Andy Hudson is a third generation pharmacist and the owner of Hudson Drug Shop in Paxton, a role his grandfather and dad held before him.

“I decided to go to pharmacy school and I was never pressured into it or anything, thought about some other careers, but pharmacy just kind of seemed like a fit for me,” Hudson said.

That’s when Hudson decided it was his turn. His grandfather opened the shop up shortly after World War II, before handing ownership off to his dad. Since then, the business has been a staple in the community. 

Hudson worked at the shop for seven years before becoming the owner.

“You take a lot of pride in that and you hope to see it going as long as possible,” Hudson said.

An indelible name that will forever be a part of Hudson and his family’s history. Hudson’s cousins and uncles also work in the pharmacy industry.

“A pharmacy or pharmacist is someone that does more than just count pills, and their role is definitely evolved over the years,” Hudson said.

Something he emphasizes in his own shop.

“It’s being put in that situation where you can help people, and there’s a lot of different ways you can help people, sometimes to me it’s just something simple, maybe you’re closed after hours, you filling an antibiotic for their child or something to that nature,” Hudson said.

He also says the conversations he has with his patients are special.

“A business, a pharmacy business is almost like another child, so when someone gives it a compliment, it makes you feel good inside because you’re doing something right,” Hudson said.

Hudson says every day there are new challenges, but that’s what excites him the most.
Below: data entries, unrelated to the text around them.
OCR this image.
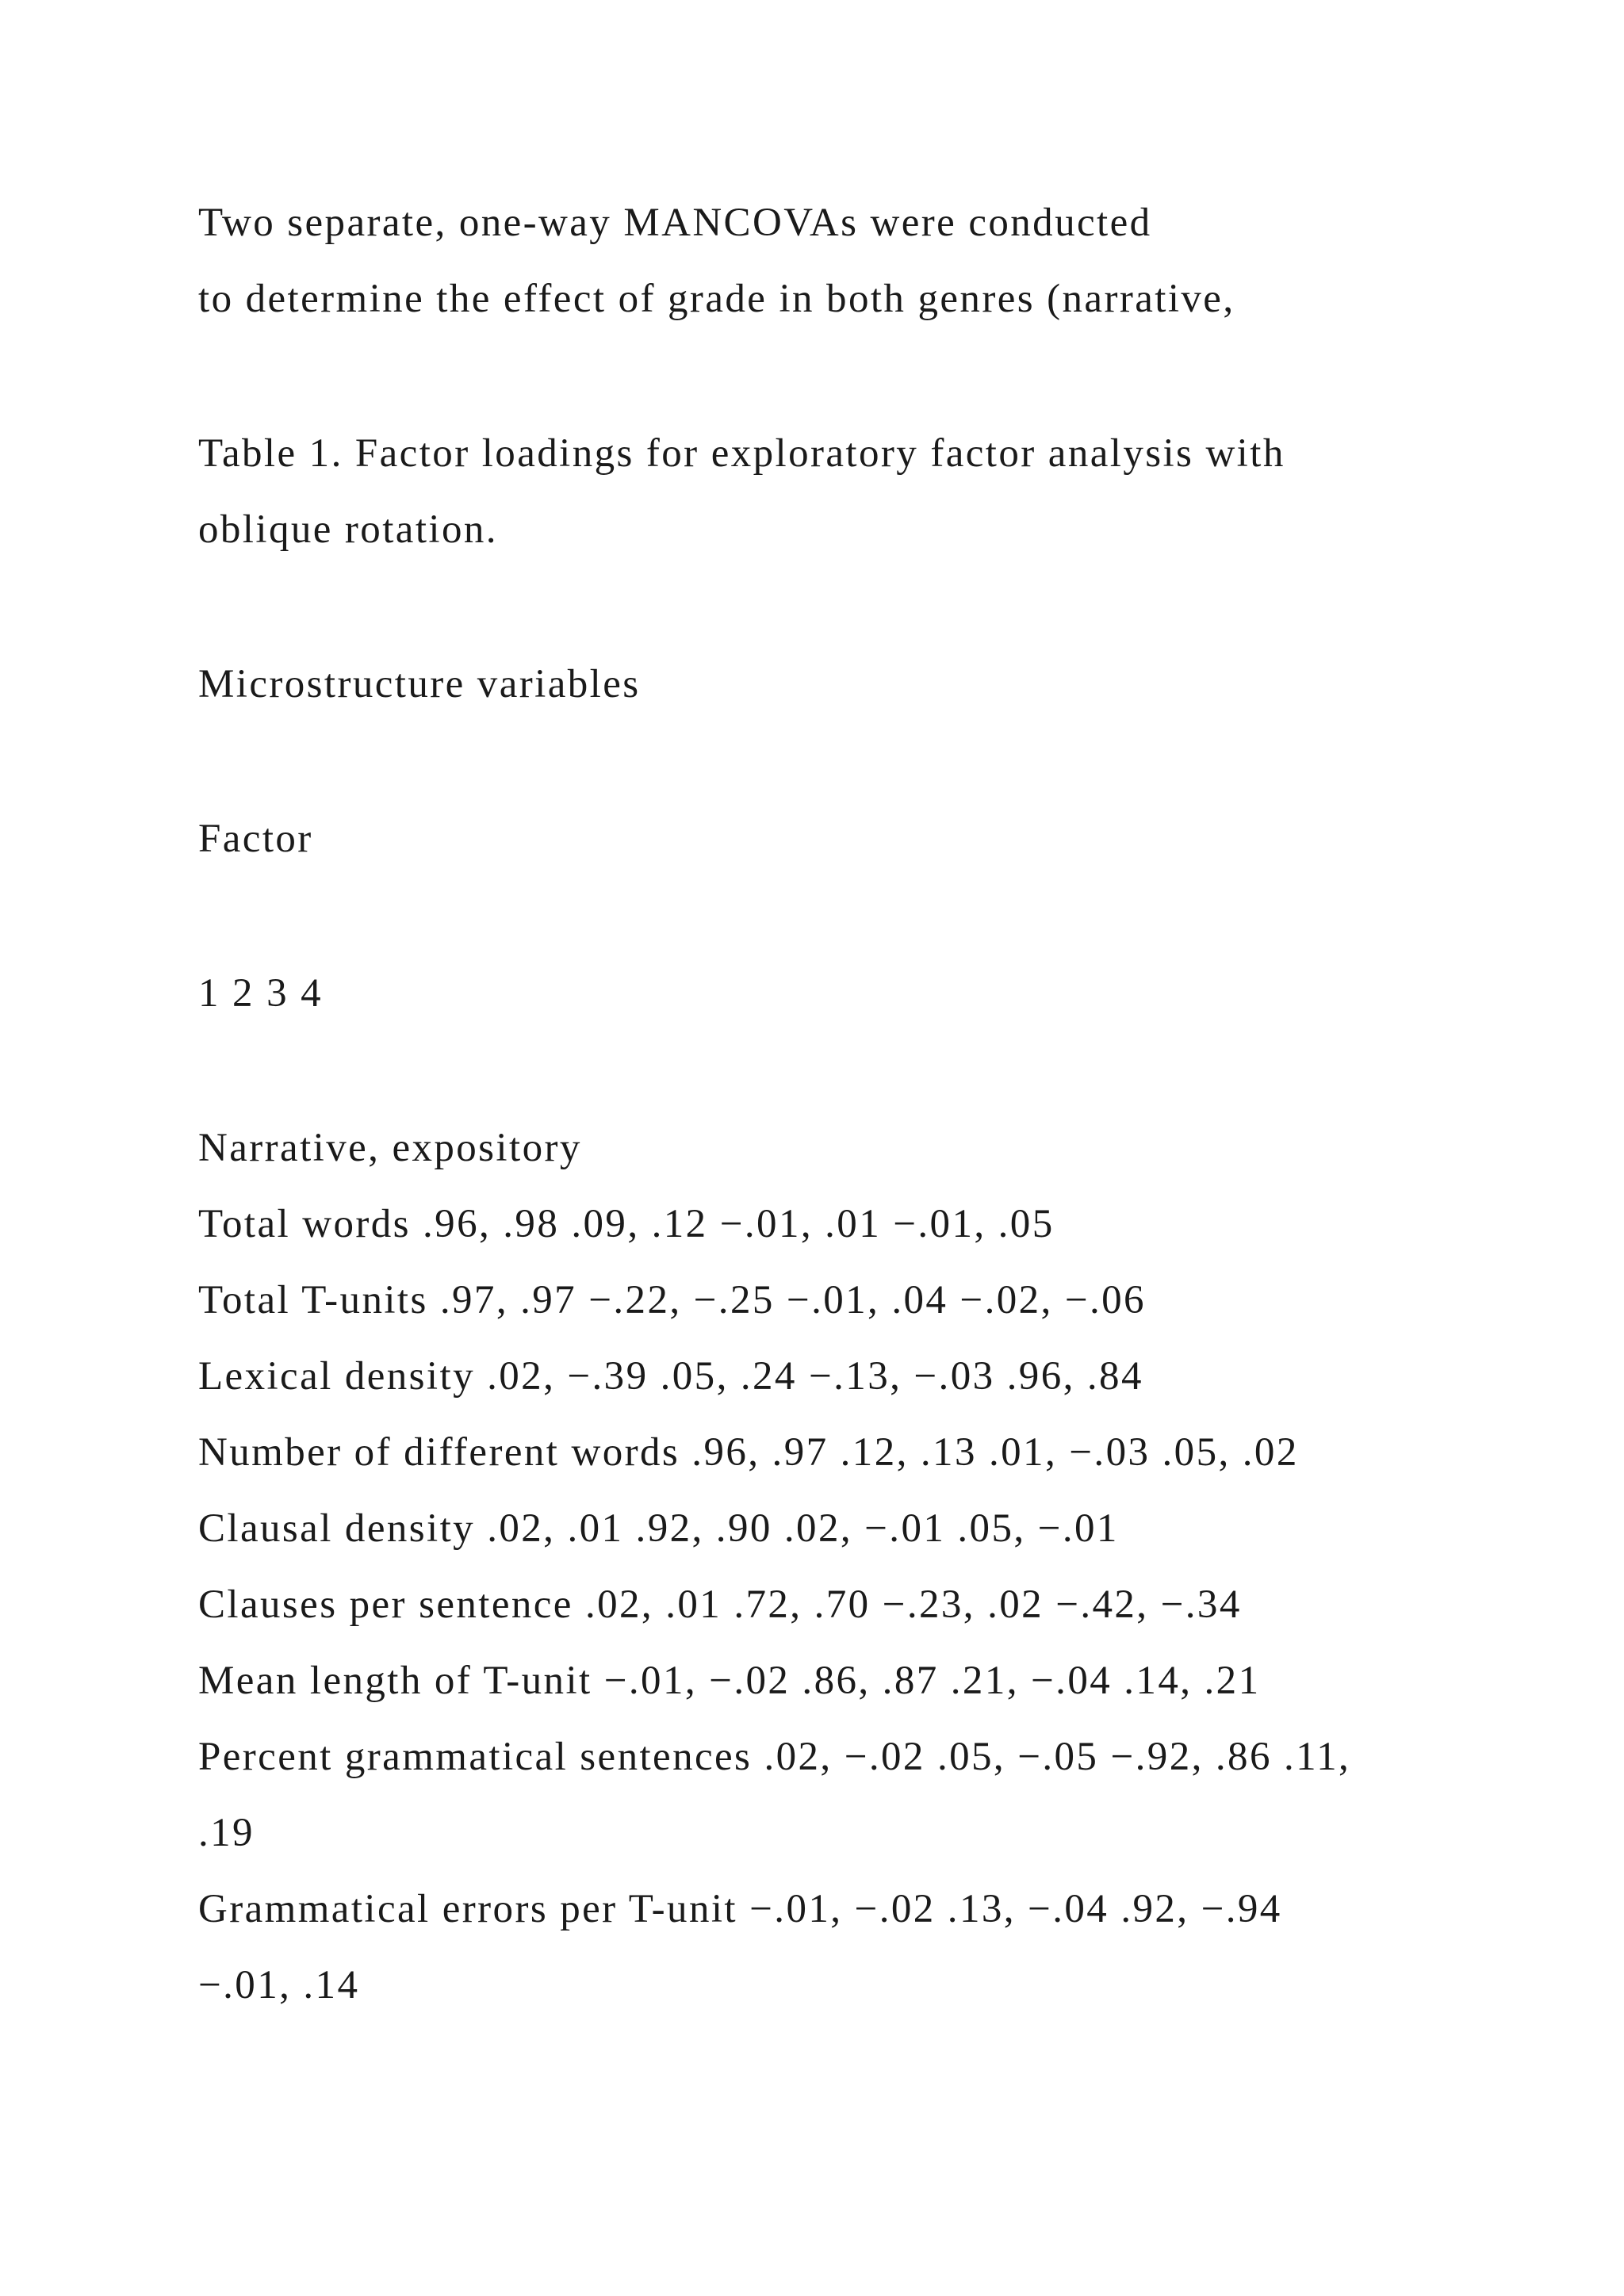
Two separate, one-way MANCOVAs were conducted
to determine the effect of grade in both genres (narrative,
Table 1. Factor loadings for exploratory factor analysis with
oblique rotation.
Microstructure variables
Factor
1 2 3 4
Narrative, expository
Total words .96, .98 .09, .12 −.01, .01 −.01, .05
Total T-units .97, .97 −.22, −.25 −.01, .04 −.02, −.06
Lexical density .02, −.39 .05, .24 −.13, −.03 .96, .84
Number of different words .96, .97 .12, .13 .01, −.03 .05, .02
Clausal density .02, .01 .92, .90 .02, −.01 .05, −.01
Clauses per sentence .02, .01 .72, .70 −.23, .02 −.42, −.34
Mean length of T-unit −.01, −.02 .86, .87 .21, −.04 .14, .21
Percent grammatical sentences .02, −.02 .05, −.05 −.92, .86 .11,
.19
Grammatical errors per T-unit −.01, −.02 .13, −.04 .92, −.94
−.01, .14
“We’re able to kind of have our niche in the marketplace, that we’re different than the big box stores,” Hudson said.

“They might see their doctor, 2, 3 maybe 4 times a year, they’re often in here once a month, twice a month, so they have that opportunity to ask questions about their healthcare that other providers don’t have the same accessibility,” Hudson said.

But Hudson is more than just a pharmacist.

“Preserving the history of the business is important to me and like a lot of stories about, that I wasn’t present for, but I heard from my dad, my grandfather from other even the other owner before my grandfather in the 20s,” Hudson said.

He’s preserving that history in the form of a book. Now, he’s an author.

“I kind of just like to be one of the staff, I don’t really feel like I have a big ego that I have to be called a certain title or anything like that,” Hudson said.